A criação e expansão do Banco Master ocorreram durante a gestão de Campos Neto no Banco Central, fato que tem sido usado por adversários políticos para levantar questionamentos sobre a atuação da autoridade monetária na fiscalização da instituição. O ex-presidente do BC, por sua vez, já declarou que o órgão realizou alertas ao banco e que exigiu adequações às normas vigentes. Procurado recentemente, ele não se manifestou.
As investigações também atingiram ex-integrantes do Banco Central. A Polícia Federal cumpriu mandados de busca e apreensão na residência de Paulo Sérgio Neves de Souza, ex-diretor da instituição entre 2019 e 2023. Ao autorizar as diligências, o ministro do Supremo Tribunal Federal André Mendonça afirmou que há indícios de que Souza atuava como uma espécie de consultor informal de Vorcaro, intermediando negociações financeiras e societárias ligadas ao grupo.
Outro alvo da operação foi o servidor Belline Santana, suspeito de colaborar com interesses do Banco Master dentro da própria autoridade monetária. Segundo a investigação, ele chegou a opinar sobre documentos enviados pelo banco ao setor que comandava e manteve contato frequente com o empresário. Ambos foram afastados das funções públicas e terão de usar tornozeleira eletrônica por determinação judicial.
No campo político, o caso provocou reações de diferentes lados. A ministra das Relações Institucionais, Gleisi Hoffmann, questionou publicamente a atuação de Campos Neto durante o período em que comandou o Banco Central e também criticou o deputado Nikolas Ferreira (PL-MG), que utilizou um avião de uma empresa ligada a Vorcaro durante a campanha de 2022. Já o parlamentar afirma que não tem relação com o banqueiro e que a aeronave era operada por uma empresa de táxi aéreo.
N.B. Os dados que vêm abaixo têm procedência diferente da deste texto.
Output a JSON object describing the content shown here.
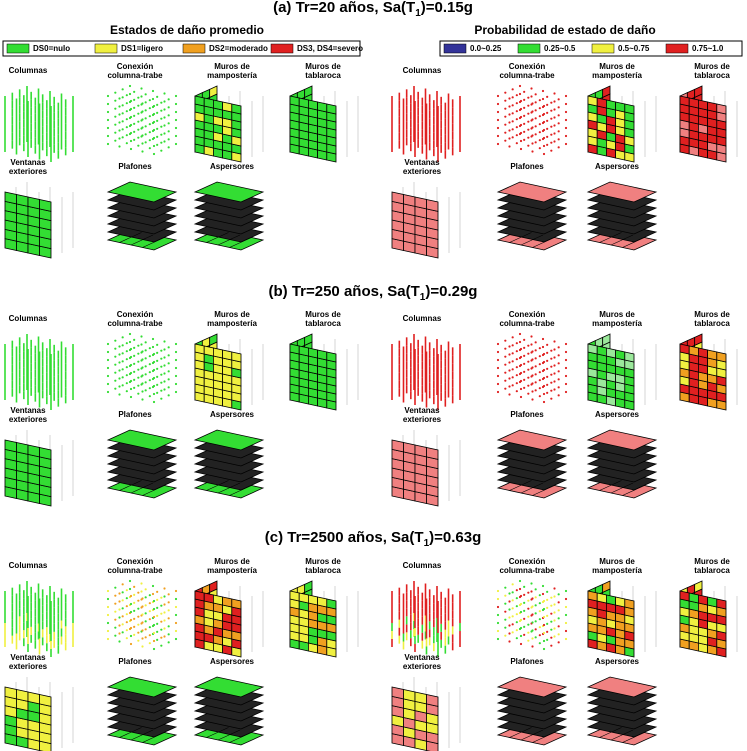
{
  "sections": [
    {
      "pre": "(a) Tr=20 años, Sa(T",
      "sub": "1",
      "post": ")=0.15g"
    },
    {
      "pre": "(b) Tr=250 años, Sa(T",
      "sub": "1",
      "post": ")=0.29g"
    },
    {
      "pre": "(c) Tr=2500 años, Sa(T",
      "sub": "1",
      "post": ")=0.63g"
    }
  ],
  "left_header": "Estados de daño promedio",
  "right_header": "Probabilidad de estado de daño",
  "left_legend": [
    "DS0=nulo",
    "DS1=ligero",
    "DS2=moderado",
    "DS3, DS4=severo"
  ],
  "right_legend": [
    "0.0~0.25",
    "0.25~0.5",
    "0.5~0.75",
    "0.75~1.0"
  ],
  "components": [
    [
      "Columnas"
    ],
    [
      "Conexión",
      "columna-trabe"
    ],
    [
      "Muros de",
      "mampostería"
    ],
    [
      "Muros de",
      "tablaroca"
    ],
    [
      "Ventanas",
      "exteriores"
    ],
    [
      "Plafones"
    ],
    [
      "Aspersores"
    ]
  ]
}
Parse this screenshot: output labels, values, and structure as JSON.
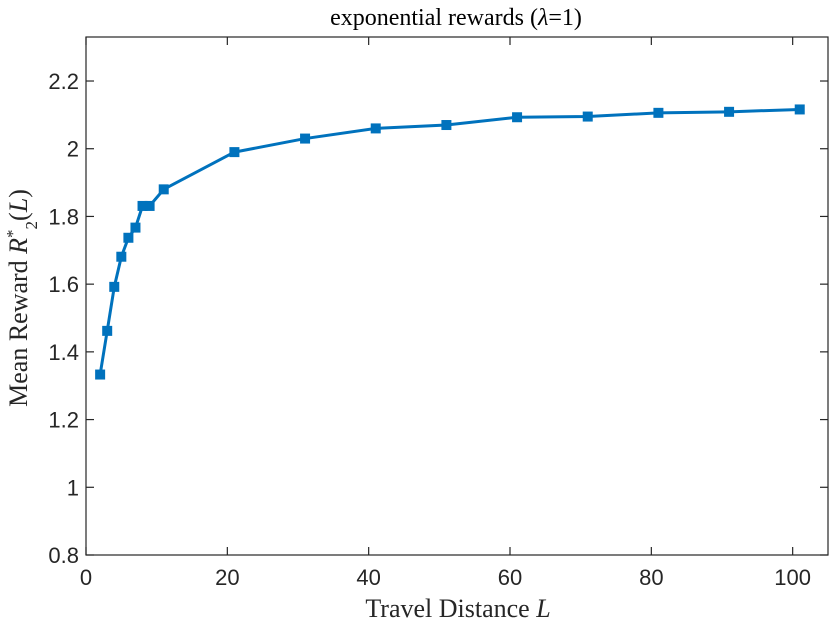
{
  "chart_data": {
    "type": "line",
    "title": "exponential rewards (λ=1)",
    "xlabel": "Travel Distance L",
    "ylabel": "Mean Reward R*2(L)",
    "xlim": [
      0,
      105
    ],
    "ylim": [
      0.8,
      2.33
    ],
    "xticks": [
      0,
      20,
      40,
      60,
      80,
      100
    ],
    "yticks": [
      0.8,
      1,
      1.2,
      1.4,
      1.6,
      1.8,
      2,
      2.2
    ],
    "xtick_labels": [
      "0",
      "20",
      "40",
      "60",
      "80",
      "100"
    ],
    "ytick_labels": [
      "0.8",
      "1",
      "1.2",
      "1.4",
      "1.6",
      "1.8",
      "2",
      "2.2"
    ],
    "grid": false,
    "legend": "none",
    "series": [
      {
        "color": "#0072BD",
        "marker": "square",
        "x": [
          2,
          3,
          4,
          5,
          6,
          7,
          8,
          9,
          11,
          21,
          31,
          41,
          51,
          61,
          71,
          81,
          91,
          101
        ],
        "y": [
          1.333,
          1.462,
          1.592,
          1.681,
          1.737,
          1.767,
          1.831,
          1.831,
          1.88,
          1.99,
          2.03,
          2.06,
          2.07,
          2.093,
          2.095,
          2.106,
          2.109,
          2.116
        ]
      }
    ]
  }
}
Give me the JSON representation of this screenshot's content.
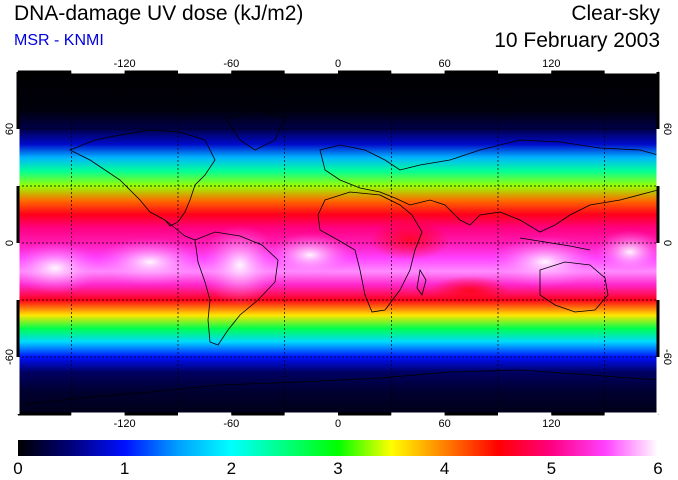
{
  "header": {
    "title": "DNA-damage UV dose (kJ/m2)",
    "subtitle": "MSR - KNMI",
    "condition": "Clear-sky",
    "date": "10 February 2003"
  },
  "map": {
    "lon_ticks": [
      {
        "value": -120,
        "label": "-120"
      },
      {
        "value": -60,
        "label": "-60"
      },
      {
        "value": 0,
        "label": "0"
      },
      {
        "value": 60,
        "label": "60"
      },
      {
        "value": 120,
        "label": "120"
      }
    ],
    "lat_ticks": [
      {
        "value": 60,
        "label": "60"
      },
      {
        "value": 0,
        "label": "0"
      },
      {
        "value": -60,
        "label": "-60"
      }
    ],
    "lon_range": [
      -180,
      180
    ],
    "lat_range": [
      -90,
      90
    ],
    "gridline_lons": [
      -150,
      -90,
      -30,
      30,
      90,
      150
    ],
    "gridline_lats": [
      -60,
      -30,
      0,
      30,
      60
    ],
    "dose_profile": [
      {
        "lat": 90,
        "dose": 0.0
      },
      {
        "lat": 70,
        "dose": 0.05
      },
      {
        "lat": 60,
        "dose": 0.3
      },
      {
        "lat": 52,
        "dose": 0.8
      },
      {
        "lat": 45,
        "dose": 1.6
      },
      {
        "lat": 38,
        "dose": 2.4
      },
      {
        "lat": 30,
        "dose": 3.3
      },
      {
        "lat": 22,
        "dose": 4.1
      },
      {
        "lat": 15,
        "dose": 4.6
      },
      {
        "lat": 8,
        "dose": 5.0
      },
      {
        "lat": 0,
        "dose": 5.2
      },
      {
        "lat": -8,
        "dose": 5.5
      },
      {
        "lat": -15,
        "dose": 5.7
      },
      {
        "lat": -22,
        "dose": 5.3
      },
      {
        "lat": -30,
        "dose": 4.6
      },
      {
        "lat": -38,
        "dose": 3.6
      },
      {
        "lat": -45,
        "dose": 2.7
      },
      {
        "lat": -52,
        "dose": 1.8
      },
      {
        "lat": -60,
        "dose": 1.0
      },
      {
        "lat": -68,
        "dose": 0.4
      },
      {
        "lat": -78,
        "dose": 0.2
      },
      {
        "lat": -90,
        "dose": 0.1
      }
    ]
  },
  "colorbar": {
    "min": 0,
    "max": 6,
    "labels": [
      "0",
      "1",
      "2",
      "3",
      "4",
      "5",
      "6"
    ],
    "stops": [
      {
        "value": 0.0,
        "color": "#000000"
      },
      {
        "value": 0.5,
        "color": "#00007a"
      },
      {
        "value": 1.0,
        "color": "#0010ff"
      },
      {
        "value": 1.5,
        "color": "#00a0ff"
      },
      {
        "value": 2.0,
        "color": "#00ffff"
      },
      {
        "value": 2.5,
        "color": "#00ff80"
      },
      {
        "value": 3.0,
        "color": "#00ff00"
      },
      {
        "value": 3.5,
        "color": "#ffff00"
      },
      {
        "value": 4.0,
        "color": "#ff8000"
      },
      {
        "value": 4.5,
        "color": "#ff0000"
      },
      {
        "value": 5.0,
        "color": "#ff0080"
      },
      {
        "value": 5.5,
        "color": "#ff40ff"
      },
      {
        "value": 6.0,
        "color": "#ffffff"
      }
    ]
  },
  "colors": {
    "subtitle": "#0000e0",
    "coastline": "#000000"
  }
}
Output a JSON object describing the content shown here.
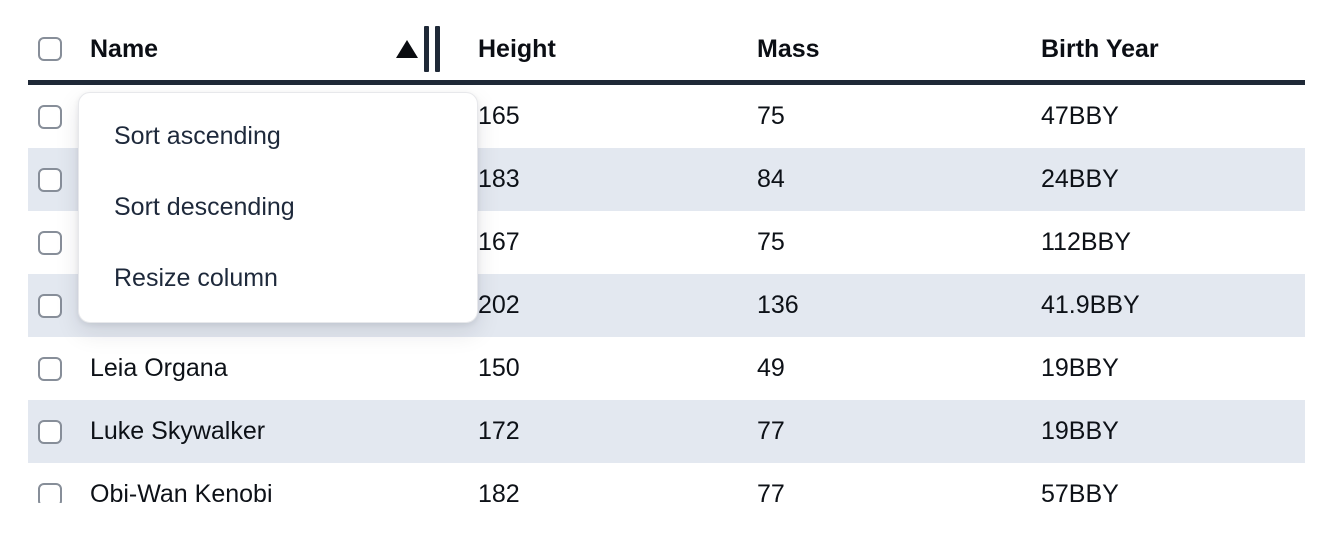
{
  "table": {
    "columns": [
      {
        "key": "name",
        "label": "Name",
        "sort": "ascending"
      },
      {
        "key": "height",
        "label": "Height"
      },
      {
        "key": "mass",
        "label": "Mass"
      },
      {
        "key": "birth_year",
        "label": "Birth Year"
      }
    ],
    "rows": [
      {
        "name": "",
        "height": "165",
        "mass": "75",
        "birth_year": "47BBY"
      },
      {
        "name": "",
        "height": "183",
        "mass": "84",
        "birth_year": "24BBY"
      },
      {
        "name": "",
        "height": "167",
        "mass": "75",
        "birth_year": "112BBY"
      },
      {
        "name": "",
        "height": "202",
        "mass": "136",
        "birth_year": "41.9BBY"
      },
      {
        "name": "Leia Organa",
        "height": "150",
        "mass": "49",
        "birth_year": "19BBY"
      },
      {
        "name": "Luke Skywalker",
        "height": "172",
        "mass": "77",
        "birth_year": "19BBY"
      },
      {
        "name": "Obi-Wan Kenobi",
        "height": "182",
        "mass": "77",
        "birth_year": "57BBY"
      }
    ]
  },
  "context_menu": {
    "items": [
      "Sort ascending",
      "Sort descending",
      "Resize column"
    ]
  },
  "icons": {
    "sort_ascending": "triangle-up",
    "column_resize": "double-vertical-bars"
  },
  "colors": {
    "header_border": "#1f2937",
    "row_stripe": "#e3e8f0",
    "menu_text": "#1e293b",
    "cell_text": "#0d1117",
    "checkbox_border": "#878e99",
    "sort_icon": "#0a0c10"
  }
}
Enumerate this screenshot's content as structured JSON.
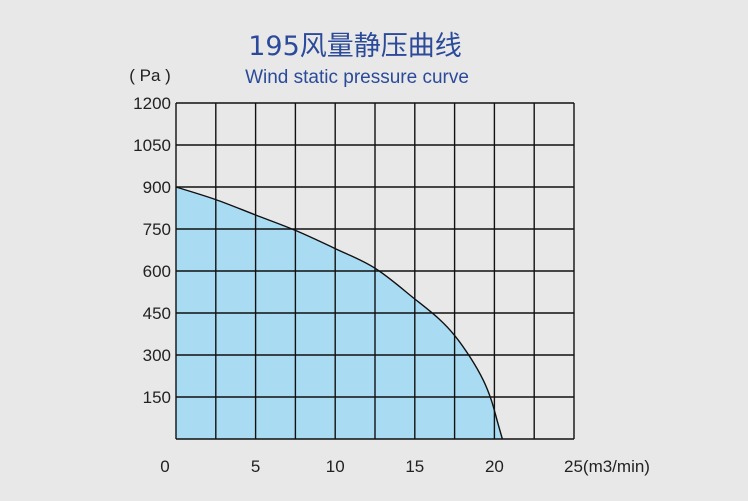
{
  "chart_data": {
    "type": "area",
    "title": "195风量静压曲线",
    "subtitle": "Wind static pressure curve",
    "xlabel": "(m3/min)",
    "ylabel": "( Pa )",
    "xlim": [
      0,
      25
    ],
    "ylim": [
      0,
      1200
    ],
    "x_ticks": [
      0,
      5,
      10,
      15,
      20,
      25
    ],
    "y_ticks": [
      150,
      300,
      450,
      600,
      750,
      900,
      1050,
      1200
    ],
    "x_tick_labels": [
      "0",
      "5",
      "10",
      "15",
      "20",
      "25"
    ],
    "y_tick_labels": [
      "150",
      "300",
      "450",
      "600",
      "750",
      "900",
      "1050",
      "1200"
    ],
    "x_grid_step": 2.5,
    "grid": true,
    "legend": "none",
    "series": [
      {
        "x": [
          0,
          2.5,
          5,
          7.5,
          10,
          12.5,
          15,
          16.5,
          17.5,
          18.5,
          19.3,
          19.8,
          20.2,
          20.5
        ],
        "y": [
          900,
          855,
          800,
          745,
          680,
          610,
          500,
          430,
          370,
          290,
          210,
          140,
          60,
          0
        ]
      }
    ],
    "colors": {
      "fill": "#a9dcf2",
      "line": "#111111",
      "grid": "#111111",
      "title": "#2b4a9a",
      "background": "#e8e8e8"
    }
  }
}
O deputado Lindbergh Farias (PT-RJ) também entrou no debate ao apresentar uma notícia-crime à Procuradoria-Geral da República pedindo investigação sobre possível omissão de Campos Neto na fiscalização do banco. Apesar da ofensiva política, o caso também alcança nomes próximos ao próprio governo. O ex-ministro da Fazenda Guido Mantega atuou como consultor do Banco Master, e o presidente Lula foi informado no passado sobre ligações entre um sócio da instituição e o senador Jaques Wagner (PT), embora aliados tenham avaliado que não haveria risco de envolvimento no esquema.